Walikota Medan Tindak Pengemplang Pajak dan Segel Centre Poin, Bobby OZ: Inilah Keberkahan!

Sikap tegas Wali Kota Medan Bobby Nasution
Advertisement

topmetro.news – Sikap tegas Wali Kota Medan Bobby Nasution dalam penegakkan hukum terhadap para pelanggar aturan di Kota Medan, menuai apresiasi sejumlah elemen dan tokoh masyarakat.

Mulai dari pemberantasan pungutan liar (pungli), penataan lingkungan, dan pembenahan kualitas kinerja sumber daya manusia (SDM) aparatur sipil negara (ASN).

Kini, menantu Presiden RI Joko Widodo tersebut, melakukan tindakan tegas terhadap pengusaha nakal yang melakukan pengemplangan pajak. Di mana pajak merupakan bagian dari sumber pendapatan asli daerah (PAD) Kota Medan.

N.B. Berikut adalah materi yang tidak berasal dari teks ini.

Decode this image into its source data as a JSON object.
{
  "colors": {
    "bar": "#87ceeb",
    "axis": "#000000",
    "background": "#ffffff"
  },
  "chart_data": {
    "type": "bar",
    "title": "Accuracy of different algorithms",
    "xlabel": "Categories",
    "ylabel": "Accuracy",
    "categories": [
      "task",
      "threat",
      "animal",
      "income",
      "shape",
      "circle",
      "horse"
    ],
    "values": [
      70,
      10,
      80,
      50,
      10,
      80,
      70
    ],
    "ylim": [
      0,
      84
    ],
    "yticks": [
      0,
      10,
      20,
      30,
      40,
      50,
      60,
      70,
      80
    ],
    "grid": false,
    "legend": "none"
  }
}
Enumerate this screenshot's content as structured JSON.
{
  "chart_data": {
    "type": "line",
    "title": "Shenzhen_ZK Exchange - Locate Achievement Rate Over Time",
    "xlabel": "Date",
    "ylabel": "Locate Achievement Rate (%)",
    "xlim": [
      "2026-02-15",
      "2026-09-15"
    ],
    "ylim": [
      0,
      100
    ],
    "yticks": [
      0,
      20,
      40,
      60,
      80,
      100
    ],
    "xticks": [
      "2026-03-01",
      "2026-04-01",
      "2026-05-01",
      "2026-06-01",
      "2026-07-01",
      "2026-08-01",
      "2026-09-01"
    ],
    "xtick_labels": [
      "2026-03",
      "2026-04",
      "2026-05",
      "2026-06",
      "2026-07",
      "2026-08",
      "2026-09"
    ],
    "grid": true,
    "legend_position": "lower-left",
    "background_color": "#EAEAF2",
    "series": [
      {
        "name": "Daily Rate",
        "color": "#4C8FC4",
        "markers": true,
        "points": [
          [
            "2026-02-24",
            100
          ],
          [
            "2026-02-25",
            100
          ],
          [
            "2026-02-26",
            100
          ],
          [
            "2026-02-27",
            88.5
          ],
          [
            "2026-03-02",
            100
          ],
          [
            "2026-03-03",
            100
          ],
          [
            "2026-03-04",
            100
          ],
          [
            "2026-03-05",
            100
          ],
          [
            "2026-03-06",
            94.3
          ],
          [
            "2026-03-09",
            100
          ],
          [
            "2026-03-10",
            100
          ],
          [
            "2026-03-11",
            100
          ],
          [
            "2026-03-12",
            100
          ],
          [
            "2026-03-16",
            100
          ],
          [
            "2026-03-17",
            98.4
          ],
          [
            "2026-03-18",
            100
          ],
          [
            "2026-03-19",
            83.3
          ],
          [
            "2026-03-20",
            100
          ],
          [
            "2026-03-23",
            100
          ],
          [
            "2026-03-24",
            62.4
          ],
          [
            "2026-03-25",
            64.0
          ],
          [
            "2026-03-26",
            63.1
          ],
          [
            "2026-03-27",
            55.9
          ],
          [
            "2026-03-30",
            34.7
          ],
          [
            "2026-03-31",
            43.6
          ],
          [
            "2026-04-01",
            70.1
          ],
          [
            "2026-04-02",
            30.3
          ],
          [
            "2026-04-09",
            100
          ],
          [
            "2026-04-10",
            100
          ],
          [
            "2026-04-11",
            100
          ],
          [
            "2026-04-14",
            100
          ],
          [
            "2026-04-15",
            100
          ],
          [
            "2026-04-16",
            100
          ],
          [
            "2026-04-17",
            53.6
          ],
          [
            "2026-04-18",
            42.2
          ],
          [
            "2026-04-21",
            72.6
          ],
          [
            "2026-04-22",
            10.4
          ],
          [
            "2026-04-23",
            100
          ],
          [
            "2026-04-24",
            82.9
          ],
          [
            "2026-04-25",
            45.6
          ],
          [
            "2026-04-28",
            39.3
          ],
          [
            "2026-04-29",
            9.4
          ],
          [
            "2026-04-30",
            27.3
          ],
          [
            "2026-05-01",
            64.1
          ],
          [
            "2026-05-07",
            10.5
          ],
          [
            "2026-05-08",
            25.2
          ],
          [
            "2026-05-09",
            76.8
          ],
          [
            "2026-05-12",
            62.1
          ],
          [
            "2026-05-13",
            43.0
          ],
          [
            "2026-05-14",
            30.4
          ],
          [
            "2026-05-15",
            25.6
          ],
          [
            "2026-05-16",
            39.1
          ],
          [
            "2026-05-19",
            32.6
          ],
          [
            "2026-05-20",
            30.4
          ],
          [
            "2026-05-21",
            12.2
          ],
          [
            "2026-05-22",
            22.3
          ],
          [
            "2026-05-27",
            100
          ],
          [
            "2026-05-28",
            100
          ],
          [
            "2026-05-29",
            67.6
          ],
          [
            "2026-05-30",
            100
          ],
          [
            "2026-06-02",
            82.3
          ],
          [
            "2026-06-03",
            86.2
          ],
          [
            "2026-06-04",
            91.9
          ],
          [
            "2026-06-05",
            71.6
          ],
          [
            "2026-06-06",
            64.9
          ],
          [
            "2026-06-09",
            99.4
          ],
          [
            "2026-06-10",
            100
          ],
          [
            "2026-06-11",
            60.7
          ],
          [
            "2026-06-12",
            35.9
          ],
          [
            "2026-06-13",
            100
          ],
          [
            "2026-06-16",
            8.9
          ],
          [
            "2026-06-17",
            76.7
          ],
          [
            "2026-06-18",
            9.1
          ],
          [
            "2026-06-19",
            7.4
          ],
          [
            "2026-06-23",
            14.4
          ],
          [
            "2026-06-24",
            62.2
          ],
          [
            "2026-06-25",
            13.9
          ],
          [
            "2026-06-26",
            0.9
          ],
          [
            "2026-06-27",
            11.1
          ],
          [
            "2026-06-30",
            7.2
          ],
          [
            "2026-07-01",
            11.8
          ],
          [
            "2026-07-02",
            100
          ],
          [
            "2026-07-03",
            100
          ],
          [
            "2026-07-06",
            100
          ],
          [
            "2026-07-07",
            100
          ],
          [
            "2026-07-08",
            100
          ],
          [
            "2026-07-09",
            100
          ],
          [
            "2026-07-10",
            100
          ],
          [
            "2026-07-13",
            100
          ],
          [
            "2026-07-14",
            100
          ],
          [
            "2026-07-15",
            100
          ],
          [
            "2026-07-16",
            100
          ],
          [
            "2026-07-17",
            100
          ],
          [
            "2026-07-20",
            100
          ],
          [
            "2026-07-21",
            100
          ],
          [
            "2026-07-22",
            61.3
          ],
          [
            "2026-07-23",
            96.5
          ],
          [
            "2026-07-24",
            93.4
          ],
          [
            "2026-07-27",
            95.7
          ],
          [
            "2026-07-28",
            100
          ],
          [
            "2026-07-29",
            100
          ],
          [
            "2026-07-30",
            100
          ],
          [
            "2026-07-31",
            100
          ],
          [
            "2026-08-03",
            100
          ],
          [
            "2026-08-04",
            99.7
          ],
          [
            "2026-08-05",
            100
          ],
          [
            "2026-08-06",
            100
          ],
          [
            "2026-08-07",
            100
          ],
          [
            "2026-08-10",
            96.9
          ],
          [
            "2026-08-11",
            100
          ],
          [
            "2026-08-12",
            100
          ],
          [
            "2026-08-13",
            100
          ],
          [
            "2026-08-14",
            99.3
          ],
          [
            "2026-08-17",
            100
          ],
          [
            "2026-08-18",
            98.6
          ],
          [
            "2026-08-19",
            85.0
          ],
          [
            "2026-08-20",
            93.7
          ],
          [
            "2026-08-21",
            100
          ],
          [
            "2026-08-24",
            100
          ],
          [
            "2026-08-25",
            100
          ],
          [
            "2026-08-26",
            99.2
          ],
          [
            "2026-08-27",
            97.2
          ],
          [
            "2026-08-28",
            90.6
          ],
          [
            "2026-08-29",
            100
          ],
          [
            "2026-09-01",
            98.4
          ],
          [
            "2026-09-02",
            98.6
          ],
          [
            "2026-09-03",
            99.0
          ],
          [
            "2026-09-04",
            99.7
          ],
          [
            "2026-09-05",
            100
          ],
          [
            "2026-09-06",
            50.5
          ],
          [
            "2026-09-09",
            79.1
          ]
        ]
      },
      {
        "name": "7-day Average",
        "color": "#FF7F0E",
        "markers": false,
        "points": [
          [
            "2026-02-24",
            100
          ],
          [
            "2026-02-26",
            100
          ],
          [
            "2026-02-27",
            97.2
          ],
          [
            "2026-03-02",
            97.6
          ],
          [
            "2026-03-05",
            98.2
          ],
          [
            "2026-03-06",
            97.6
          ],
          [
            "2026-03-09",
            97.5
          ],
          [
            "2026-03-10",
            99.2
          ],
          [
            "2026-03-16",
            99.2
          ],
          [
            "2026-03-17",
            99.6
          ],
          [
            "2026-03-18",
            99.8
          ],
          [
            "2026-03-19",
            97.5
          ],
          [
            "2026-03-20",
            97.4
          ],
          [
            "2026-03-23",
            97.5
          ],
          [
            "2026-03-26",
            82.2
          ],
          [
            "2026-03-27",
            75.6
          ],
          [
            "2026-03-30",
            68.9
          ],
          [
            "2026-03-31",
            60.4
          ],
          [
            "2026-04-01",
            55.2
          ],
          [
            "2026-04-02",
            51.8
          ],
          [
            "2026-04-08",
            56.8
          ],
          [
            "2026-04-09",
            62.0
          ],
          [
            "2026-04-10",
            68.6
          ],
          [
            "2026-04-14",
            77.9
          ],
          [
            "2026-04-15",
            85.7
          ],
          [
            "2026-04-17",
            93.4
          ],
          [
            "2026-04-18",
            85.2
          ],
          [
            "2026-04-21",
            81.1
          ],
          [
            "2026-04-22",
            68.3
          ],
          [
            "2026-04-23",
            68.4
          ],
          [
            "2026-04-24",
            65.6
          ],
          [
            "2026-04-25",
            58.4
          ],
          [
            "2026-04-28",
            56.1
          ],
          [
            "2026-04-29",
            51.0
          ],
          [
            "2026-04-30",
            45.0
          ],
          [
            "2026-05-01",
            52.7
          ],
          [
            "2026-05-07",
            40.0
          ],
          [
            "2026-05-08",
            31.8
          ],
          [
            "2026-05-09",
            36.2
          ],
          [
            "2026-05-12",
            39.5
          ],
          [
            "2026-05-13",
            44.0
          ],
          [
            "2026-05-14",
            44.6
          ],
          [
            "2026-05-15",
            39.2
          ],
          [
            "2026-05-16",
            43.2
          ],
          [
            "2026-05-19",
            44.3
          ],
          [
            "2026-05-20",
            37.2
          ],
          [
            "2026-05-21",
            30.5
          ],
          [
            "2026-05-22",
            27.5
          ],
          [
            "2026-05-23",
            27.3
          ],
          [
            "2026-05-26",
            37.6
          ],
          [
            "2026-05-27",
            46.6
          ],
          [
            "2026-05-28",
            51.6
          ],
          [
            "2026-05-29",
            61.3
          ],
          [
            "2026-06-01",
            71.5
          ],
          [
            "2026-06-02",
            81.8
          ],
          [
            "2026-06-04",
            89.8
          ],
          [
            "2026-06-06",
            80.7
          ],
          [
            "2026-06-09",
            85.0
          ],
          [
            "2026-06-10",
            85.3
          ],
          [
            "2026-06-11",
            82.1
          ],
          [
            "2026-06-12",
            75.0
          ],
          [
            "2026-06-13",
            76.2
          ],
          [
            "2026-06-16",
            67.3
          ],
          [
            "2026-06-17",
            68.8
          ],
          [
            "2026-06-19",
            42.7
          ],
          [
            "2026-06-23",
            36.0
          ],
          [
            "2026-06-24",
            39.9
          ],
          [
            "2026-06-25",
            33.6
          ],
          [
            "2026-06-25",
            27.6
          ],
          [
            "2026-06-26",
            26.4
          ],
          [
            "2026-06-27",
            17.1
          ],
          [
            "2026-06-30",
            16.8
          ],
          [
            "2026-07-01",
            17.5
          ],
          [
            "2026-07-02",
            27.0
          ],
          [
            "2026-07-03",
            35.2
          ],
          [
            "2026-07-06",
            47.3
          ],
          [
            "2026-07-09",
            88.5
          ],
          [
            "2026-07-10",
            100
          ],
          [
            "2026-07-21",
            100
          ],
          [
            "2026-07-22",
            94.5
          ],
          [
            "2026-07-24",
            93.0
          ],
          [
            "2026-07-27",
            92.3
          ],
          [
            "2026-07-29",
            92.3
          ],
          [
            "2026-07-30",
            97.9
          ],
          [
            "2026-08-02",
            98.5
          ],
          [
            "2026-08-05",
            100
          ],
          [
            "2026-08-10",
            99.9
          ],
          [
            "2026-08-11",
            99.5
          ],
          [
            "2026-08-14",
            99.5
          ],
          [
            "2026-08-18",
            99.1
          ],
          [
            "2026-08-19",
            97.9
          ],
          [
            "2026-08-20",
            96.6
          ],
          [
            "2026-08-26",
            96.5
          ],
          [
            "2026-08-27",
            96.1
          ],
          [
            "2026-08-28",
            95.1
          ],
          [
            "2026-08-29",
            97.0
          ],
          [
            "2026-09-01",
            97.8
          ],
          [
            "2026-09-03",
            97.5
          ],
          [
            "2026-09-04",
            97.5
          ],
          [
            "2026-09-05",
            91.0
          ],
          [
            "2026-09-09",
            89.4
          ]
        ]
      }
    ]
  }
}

“Kita bangga. Keadilan terhadap penegakkan aturan itu memang merata kita rasakan. Masyarakat hari benar-benar keberkahan tersebut. Kita sangat apresiasi penyegelan Gedung Centre Point Mall di Jalan Jawa, Kelurahan Gang Buntu, Kecamatan Medan Timur. Sebagai wujud kongkrit keseriusan Bobby Nasution untuk membangun Kota Medan,” ujar Ketua Serikat Media Siber Indonesia (SMSI) Kota Medan Bobby O Zulkarnain, Jumat (9/7/2021).

BOZ sapaan akrab Bobby O Zulkarnain memaparkan, keseriusan Walikota Medan menegakkan peraturan tersebut sangat memberikan dampak besar terhadap Kota Medan.

Tak tanggung-tanggung, kerugian negara akibat ketidaktaatan Centre Point Mall itu mencapai Rp56 miliar lebih.

“Artinya, jika kerugian itu berhasil diselamatkan, PAD atas pajak tersebut bisa dimanfaatkan untuk penataan dan pembangunan,” jelas BOZ yang juga Ketua Pengkot Tarung Derajat Kota Medan tersebut.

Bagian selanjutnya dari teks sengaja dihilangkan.